A substantial portion of the work connects these bijective transforms to earlier combinatorial results. The authors cite Gessel and Reutenauer (1993), who studied the distribution of Lyndon words in permutations, and Crochemore, Desarmenien, and Perrin (2005), who examined factorisations of words into Lyndon components. By framing the bijective BWT and ST in terms of Lyndon factorisation and standard permutations, the paper shows that these transforms naturally inherit the algebraic properties described in those works.
Algorithmically, the forward bijective BWT and ST are straightforward: compute the Lyndon factorisation (linear time via Duval’s algorithm), generate all rotations of each factor, perform a stable lexical sort based on the appropriate context length (full word for BWT, first k symbols for ST), and output the last column. The inverse procedures rely on constructing the standard permutation from the last column and iteratively applying it to rebuild the original word. The authors analyse the computational complexity, noting that the dominant cost is the stable sort (O(n log n) in the general case, O(n) for integer alphabets using radix sort). Memory usage remains linear.
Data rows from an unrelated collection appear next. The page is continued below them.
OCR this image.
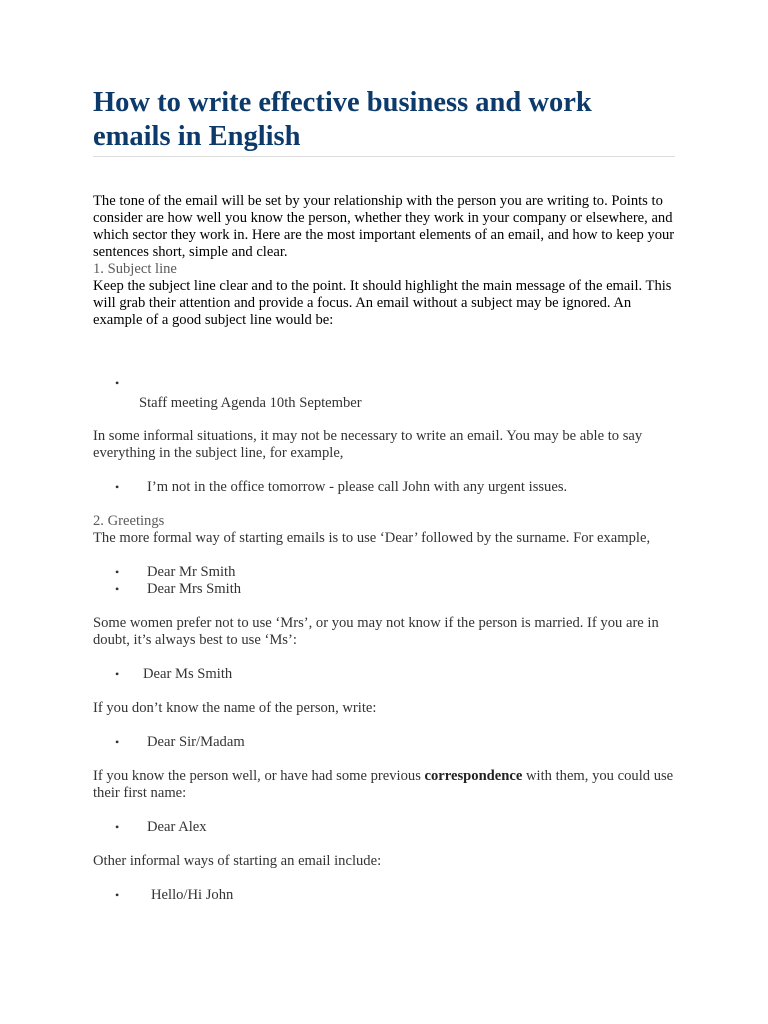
How to write effective business and work emails in English

The tone of the email will be set by your relationship with the person you are writing to. Points to consider are how well you know the person, whether they work in your company or elsewhere, and which sector they work in. Here are the most important elements of an email, and how to keep your sentences short, simple and clear.

1. Subject line

Keep the subject line clear and to the point. It should highlight the main message of the email. This will grab their attention and provide a focus. An email without a subject may be ignored. An example of a good subject line would be:

•
Staff meeting Agenda 10th September

In some informal situations, it may not be necessary to write an email. You may be able to say everything in the subject line, for example,

• I’m not in the office tomorrow - please call John with any urgent issues.

2. Greetings

The more formal way of starting emails is to use ‘Dear’ followed by the surname. For example,

• Dear Mr Smith
• Dear Mrs Smith

Some women prefer not to use ‘Mrs’, or you may not know if the person is married. If you are in doubt, it’s always best to use ‘Ms’:

• Dear Ms Smith

If you don’t know the name of the person, write:

• Dear Sir/Madam

If you know the person well, or have had some previous correspondence with them, you could use their first name:

• Dear Alex

Other informal ways of starting an email include:

• Hello/Hi John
In the concluding section, the authors argue that bijective variants save the O(log n) bits otherwise needed for an index, improve security in cryptographic settings (since no explicit marker of the original position exists), and provide a more natural theoretical framework for understanding BWT‑based compression. They suggest future research directions, including the design of compression schemes that directly exploit the bijective transforms, optimisation for different alphabet orders, and adaptation to streaming or real‑time environments.
Overall, the paper delivers a rigorous treatment of bijective BWT and ST, supplies constructive proofs of correctness, links the constructions to classical combinatorial theory, and offers practical algorithms that could replace the traditional index‑based transforms in applications where bijectivity is advantageous.